With Seabs moving down to the second or third pairing, this leaves Keith alone on the first-pairing. This, of course, un-coincidentally brings us to our next point.

No. 2) Henri Jokiharju needs to play (or at least start) on the first-pairing this season alongside Keith.

According to data from Scott Powers which he gathered for the All Three Zones Project, the Chicago Blackhawks were pretty terrible when it came to breaking out of the defensive zone last season. On over 22% of their defensive zone exit attempts they either lost possession or failed to clear the zone. As a result, they found themselves in the bottom third of the league in that category.

Duncan Keith was more or less the sole reason the Chicago Blackhawks managed to reach 22% and not slip any lower. Jokiharju can help to solve this problem, too.

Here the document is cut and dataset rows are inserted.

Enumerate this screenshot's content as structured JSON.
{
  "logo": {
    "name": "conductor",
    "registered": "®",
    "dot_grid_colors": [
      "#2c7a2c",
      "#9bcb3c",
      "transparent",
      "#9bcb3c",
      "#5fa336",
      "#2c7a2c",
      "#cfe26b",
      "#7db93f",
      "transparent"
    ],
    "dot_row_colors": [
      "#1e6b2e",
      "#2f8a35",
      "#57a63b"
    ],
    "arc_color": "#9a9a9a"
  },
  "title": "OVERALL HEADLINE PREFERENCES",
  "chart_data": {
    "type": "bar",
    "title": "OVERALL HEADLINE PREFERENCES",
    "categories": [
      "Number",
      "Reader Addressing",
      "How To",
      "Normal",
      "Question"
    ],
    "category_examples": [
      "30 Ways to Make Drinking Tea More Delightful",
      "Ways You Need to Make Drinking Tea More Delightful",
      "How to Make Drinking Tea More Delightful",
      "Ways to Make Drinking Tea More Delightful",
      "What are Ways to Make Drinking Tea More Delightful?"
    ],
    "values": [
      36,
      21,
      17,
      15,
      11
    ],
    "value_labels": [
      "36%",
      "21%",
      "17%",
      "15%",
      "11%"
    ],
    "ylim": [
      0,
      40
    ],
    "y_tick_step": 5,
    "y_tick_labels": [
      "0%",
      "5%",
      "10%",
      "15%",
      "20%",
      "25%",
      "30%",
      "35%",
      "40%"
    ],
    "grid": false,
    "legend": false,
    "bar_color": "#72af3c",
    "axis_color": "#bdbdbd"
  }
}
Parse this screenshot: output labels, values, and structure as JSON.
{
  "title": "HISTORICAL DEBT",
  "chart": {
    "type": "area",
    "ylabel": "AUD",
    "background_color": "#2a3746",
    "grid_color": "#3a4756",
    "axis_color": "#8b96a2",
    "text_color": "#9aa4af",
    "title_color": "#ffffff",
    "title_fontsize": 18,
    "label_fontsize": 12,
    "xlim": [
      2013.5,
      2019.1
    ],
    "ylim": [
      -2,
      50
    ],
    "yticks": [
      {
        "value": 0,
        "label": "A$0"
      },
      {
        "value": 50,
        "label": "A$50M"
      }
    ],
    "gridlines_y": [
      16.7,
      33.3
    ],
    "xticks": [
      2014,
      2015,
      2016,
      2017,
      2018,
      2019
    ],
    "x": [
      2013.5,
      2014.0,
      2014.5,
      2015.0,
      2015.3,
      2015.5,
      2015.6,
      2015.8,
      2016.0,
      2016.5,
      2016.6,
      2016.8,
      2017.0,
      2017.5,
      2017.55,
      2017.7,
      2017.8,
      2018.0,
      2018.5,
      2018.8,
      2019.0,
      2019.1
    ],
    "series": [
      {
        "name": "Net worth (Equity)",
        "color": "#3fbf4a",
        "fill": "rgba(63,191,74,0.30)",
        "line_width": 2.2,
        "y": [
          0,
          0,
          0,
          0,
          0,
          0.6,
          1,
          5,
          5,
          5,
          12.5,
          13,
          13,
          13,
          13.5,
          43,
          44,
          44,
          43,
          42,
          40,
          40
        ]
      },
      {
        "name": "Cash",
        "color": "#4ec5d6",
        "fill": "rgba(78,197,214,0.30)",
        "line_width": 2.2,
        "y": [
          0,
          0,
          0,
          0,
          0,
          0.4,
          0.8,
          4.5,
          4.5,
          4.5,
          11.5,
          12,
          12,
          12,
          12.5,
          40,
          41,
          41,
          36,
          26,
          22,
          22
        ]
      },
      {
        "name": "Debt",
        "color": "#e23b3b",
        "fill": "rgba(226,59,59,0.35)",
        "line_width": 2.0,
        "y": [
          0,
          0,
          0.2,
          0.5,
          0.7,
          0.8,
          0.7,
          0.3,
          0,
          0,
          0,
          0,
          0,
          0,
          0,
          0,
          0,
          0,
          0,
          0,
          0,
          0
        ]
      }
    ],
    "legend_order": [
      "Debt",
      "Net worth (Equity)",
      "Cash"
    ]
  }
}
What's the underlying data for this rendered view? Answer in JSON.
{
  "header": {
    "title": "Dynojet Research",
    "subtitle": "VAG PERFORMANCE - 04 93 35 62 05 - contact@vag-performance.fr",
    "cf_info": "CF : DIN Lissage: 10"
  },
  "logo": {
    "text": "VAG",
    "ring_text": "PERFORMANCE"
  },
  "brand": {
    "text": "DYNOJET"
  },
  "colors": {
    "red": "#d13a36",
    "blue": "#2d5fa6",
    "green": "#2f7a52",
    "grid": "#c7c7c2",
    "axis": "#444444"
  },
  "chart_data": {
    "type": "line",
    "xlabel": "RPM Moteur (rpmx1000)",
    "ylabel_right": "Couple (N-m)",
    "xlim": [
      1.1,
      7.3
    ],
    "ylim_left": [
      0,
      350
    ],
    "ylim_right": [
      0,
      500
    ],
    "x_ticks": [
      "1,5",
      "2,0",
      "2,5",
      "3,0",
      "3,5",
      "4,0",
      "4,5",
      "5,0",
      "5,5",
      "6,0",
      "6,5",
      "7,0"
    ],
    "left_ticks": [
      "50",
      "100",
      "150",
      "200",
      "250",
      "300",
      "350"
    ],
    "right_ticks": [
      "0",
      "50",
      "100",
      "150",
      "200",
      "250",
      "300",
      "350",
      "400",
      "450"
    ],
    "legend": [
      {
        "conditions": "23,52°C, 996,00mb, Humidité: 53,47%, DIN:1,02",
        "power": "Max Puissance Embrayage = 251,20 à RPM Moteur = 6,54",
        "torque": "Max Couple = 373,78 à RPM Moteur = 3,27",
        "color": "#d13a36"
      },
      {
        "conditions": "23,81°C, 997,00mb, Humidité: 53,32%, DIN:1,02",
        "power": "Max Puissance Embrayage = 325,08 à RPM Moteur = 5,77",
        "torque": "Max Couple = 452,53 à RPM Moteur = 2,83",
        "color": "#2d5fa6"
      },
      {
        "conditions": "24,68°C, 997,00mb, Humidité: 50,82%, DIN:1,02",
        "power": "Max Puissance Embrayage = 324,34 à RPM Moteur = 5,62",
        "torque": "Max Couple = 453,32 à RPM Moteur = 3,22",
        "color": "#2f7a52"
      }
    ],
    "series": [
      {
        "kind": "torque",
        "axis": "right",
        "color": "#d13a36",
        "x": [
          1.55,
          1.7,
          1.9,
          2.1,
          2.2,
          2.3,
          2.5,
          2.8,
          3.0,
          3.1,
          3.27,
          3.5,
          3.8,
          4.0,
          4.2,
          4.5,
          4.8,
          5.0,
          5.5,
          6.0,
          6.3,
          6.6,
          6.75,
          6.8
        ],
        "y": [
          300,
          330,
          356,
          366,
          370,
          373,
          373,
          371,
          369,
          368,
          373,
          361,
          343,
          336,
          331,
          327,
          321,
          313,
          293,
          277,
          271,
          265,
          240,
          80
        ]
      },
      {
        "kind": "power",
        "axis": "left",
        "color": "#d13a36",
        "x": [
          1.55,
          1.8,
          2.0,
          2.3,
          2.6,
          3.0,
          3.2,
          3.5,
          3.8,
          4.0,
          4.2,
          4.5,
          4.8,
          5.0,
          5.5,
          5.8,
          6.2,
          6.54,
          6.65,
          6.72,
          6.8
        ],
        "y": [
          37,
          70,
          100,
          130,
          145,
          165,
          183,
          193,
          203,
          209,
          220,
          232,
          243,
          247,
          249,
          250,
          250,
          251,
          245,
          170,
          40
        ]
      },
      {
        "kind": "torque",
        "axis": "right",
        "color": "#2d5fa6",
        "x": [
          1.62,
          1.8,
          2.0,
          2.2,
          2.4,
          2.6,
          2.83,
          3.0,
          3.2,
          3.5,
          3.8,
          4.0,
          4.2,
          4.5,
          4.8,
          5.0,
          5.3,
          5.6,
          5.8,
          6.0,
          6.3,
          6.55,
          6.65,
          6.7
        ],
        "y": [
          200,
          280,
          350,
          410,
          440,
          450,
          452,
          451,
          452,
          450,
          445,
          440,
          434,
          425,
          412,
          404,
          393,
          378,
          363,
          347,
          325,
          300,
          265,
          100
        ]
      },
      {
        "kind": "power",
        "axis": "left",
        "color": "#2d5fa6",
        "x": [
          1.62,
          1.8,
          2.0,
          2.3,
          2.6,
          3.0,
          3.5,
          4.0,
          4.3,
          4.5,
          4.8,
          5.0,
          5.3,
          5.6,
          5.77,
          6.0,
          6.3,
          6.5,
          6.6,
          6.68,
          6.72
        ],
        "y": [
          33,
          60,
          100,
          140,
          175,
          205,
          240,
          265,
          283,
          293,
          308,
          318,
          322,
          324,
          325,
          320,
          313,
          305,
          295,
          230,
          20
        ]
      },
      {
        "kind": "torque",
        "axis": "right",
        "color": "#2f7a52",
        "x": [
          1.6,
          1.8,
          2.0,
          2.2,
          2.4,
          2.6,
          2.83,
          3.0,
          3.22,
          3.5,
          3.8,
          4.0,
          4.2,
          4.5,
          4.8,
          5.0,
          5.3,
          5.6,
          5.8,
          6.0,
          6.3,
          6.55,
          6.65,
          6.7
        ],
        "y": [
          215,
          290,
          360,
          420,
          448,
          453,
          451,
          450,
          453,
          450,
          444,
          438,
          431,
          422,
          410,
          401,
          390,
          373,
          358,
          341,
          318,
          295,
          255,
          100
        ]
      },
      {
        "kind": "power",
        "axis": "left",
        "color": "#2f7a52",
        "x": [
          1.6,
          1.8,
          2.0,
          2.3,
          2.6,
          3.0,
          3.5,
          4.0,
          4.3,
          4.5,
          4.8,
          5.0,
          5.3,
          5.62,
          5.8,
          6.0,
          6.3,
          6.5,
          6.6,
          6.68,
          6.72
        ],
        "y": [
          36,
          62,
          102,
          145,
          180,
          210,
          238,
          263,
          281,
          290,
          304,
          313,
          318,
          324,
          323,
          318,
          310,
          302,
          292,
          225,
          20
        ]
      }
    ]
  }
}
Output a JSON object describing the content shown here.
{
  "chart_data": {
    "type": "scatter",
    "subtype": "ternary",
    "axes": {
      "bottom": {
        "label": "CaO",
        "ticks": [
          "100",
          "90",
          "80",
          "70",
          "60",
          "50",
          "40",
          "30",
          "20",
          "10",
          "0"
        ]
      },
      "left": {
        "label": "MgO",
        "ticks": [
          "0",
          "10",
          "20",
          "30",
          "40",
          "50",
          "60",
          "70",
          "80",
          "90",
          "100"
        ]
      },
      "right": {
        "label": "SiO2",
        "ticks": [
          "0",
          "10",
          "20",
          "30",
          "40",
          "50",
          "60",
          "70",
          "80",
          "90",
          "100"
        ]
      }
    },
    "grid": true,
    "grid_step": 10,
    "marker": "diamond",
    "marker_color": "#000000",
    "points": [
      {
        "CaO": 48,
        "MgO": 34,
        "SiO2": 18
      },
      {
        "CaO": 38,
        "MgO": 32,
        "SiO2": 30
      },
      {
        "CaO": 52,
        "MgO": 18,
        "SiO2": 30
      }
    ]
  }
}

Sure, he’s going to hit speed bumps (and a lot of them) along the way, but doing so alongside the Chicago Blackhawks’ best defenseman will allow him to make mistakes. Playing alongside Keith will provide a very important veteran presence much like Zdeno Chara did for Charlie MvAvoy.

The game is second nature for guys like Keith and Chara which makes young, inexperienced players more comfortable on the ice. Keith taking Jokiharju “under his wing” will be huge for his ability to learn and develop this season.

Plus, a defensive first-pairing will face primarily top-six matchups. With the league getting faster, Jokiharju’s speed will help the Blackhawks to compete. His skating ability in addition to his ability to win foot- races to the puck and jump in on odd-man rushes will be huge for this Blackhawks defense and team as a whole.